Step 6: Paying the ransom
The FBI advises ransomware victims not to pay the ransom. “Paying a ransom not only emboldens current cybercriminals to target more organizations, but it also offers an incentive for other criminals to get involved in this type of illegal activity.” The FBI Blog
Here are some details to help you decide if you want to pay the ransom.
Bitcoin is used to pay the ransom. If you don’t already have them, you will need to purchase them. There are many ways to buy Bitcoin in the US. The process of buying Bitcoin is similar to opening a bank account. However, these companies are required to adhere to the Know Your Customer regulations by the US government. It can take some time to buy bitcoins and you may not be able to purchase as many at once.
These sites allow you to pay the attacker directly after you have purchased the bitcoin. You can transfer the bitcoin to their address by using these links. There are no refunds once you have sent the bitcoins.
It is dangerous to communicate with attackers. Some variants require email communication to obtain the decryption software. Clients often pay ransoms and are then attacked again. You just proved that the bad guys can run a profitable business. Avoid communicating with anyone who discloses your identity.

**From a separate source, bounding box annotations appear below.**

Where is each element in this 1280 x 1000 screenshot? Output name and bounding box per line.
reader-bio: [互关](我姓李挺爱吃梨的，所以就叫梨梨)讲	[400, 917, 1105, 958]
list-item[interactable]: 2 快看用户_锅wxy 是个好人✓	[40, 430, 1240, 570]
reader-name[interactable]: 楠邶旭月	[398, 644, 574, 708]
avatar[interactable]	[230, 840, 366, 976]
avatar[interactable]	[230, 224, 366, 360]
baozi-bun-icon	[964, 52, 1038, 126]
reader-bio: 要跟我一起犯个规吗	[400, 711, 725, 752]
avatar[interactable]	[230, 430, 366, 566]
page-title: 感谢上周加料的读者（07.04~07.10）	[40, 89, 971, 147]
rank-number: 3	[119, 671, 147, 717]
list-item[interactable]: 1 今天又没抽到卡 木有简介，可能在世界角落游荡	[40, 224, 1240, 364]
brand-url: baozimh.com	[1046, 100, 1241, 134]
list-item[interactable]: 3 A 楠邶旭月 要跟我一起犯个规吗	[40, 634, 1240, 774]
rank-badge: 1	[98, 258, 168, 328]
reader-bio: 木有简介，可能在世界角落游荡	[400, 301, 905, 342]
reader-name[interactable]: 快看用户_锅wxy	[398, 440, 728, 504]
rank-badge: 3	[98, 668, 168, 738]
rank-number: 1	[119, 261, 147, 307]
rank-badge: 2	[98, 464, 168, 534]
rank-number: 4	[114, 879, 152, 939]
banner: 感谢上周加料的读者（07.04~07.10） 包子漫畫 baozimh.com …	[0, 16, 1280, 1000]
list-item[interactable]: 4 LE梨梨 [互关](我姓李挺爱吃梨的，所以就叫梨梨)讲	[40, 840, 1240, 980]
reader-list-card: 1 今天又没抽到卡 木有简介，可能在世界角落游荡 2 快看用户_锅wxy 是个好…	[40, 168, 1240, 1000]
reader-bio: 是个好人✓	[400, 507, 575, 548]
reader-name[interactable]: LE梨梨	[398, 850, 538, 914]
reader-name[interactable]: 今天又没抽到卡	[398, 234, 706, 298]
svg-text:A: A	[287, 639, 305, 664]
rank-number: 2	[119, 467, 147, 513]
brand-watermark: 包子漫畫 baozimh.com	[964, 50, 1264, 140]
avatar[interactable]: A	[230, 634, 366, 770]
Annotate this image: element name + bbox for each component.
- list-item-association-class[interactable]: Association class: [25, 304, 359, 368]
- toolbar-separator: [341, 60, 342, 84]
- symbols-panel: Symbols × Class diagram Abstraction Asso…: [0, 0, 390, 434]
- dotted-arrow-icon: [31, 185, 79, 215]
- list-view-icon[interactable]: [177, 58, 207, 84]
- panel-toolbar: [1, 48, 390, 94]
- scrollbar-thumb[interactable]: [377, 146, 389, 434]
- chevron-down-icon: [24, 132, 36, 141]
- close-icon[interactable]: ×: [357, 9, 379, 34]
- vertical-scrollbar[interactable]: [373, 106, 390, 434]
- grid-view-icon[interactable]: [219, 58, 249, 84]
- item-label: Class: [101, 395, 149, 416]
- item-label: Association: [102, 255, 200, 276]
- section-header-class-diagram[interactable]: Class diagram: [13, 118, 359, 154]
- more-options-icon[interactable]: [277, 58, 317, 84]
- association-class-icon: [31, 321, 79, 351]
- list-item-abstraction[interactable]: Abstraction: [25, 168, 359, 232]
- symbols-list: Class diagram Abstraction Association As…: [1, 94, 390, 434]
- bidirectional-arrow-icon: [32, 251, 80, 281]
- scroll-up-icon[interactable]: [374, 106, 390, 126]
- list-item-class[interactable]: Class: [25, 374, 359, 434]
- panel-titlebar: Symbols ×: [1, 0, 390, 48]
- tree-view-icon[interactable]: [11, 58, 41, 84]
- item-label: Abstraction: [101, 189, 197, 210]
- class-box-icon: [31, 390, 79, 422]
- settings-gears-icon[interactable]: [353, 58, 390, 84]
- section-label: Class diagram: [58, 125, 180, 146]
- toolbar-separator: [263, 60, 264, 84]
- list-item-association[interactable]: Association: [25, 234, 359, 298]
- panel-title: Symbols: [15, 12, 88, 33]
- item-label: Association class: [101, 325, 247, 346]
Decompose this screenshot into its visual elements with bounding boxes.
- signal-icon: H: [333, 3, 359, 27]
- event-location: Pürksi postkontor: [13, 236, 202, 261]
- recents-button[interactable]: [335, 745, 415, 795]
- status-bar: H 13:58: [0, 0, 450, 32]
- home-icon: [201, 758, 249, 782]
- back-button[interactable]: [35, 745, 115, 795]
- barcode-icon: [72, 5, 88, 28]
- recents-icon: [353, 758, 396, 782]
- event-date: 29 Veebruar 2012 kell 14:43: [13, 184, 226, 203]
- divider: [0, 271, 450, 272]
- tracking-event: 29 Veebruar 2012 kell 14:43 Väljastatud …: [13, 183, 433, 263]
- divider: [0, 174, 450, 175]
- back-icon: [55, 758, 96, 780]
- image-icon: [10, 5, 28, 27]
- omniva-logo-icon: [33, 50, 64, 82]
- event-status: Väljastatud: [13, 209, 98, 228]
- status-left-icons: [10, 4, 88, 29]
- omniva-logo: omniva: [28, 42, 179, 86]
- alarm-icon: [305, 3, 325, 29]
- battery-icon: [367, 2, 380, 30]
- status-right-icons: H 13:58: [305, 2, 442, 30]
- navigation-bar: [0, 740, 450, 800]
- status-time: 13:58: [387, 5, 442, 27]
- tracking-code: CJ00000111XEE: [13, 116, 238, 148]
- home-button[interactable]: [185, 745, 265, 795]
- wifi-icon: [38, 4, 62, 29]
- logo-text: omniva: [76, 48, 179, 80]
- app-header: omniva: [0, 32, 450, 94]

Use a disposable email account, such as a Gmail account or Outlook.com account to communicate with others.
GCS has found that most communication takes place over the night. Texas has a 12-hour time difference between the attackers and us.
The ransom may not work. These men are criminals. You must not trust them. GCS usually requests proof of encryption by sending the attacker one of the unencrypted files. Paying the ransom is a waste of time if they are unable to decrypt that file.
Step 7: Encrypting
You may be able to decrypt files depending on how ethical and helpful your attacker is. You will need to use the software provided by the attacker to decrypt your files. If this doesn’t make you nervous, then you haven’t been paying enough attention.
GCS recommends that you use a virtual machine for one-time purposes. It should be locked down and secured to decryption. After the decryption is completed, you can destroy the virtual machine. This will significantly slow down the decryption process and is much more efficient than running the tool on the file server/s.
Although anti-virus/malware products aren’t effective in preventing infection, they can identify the decryption software as malware. This can make it more difficult to decrypt the files and could take longer.
This document could include many more details. GCS has become an expert in ransomware infection recovery. As we learn more about the attacks, we will update this document. GCS can assist clients with these recoveries if they agree.
To prevent ransomware attacks from recurring, our advice is simple: Train employees to be cautious and ensure you have backups. You can add additional layers of security to your system by using OpenDNS, a DNS filtering service. You can improve your backup by including a Datto business continuity component. To identify any potential issues in your organization, you should conduct a security audit.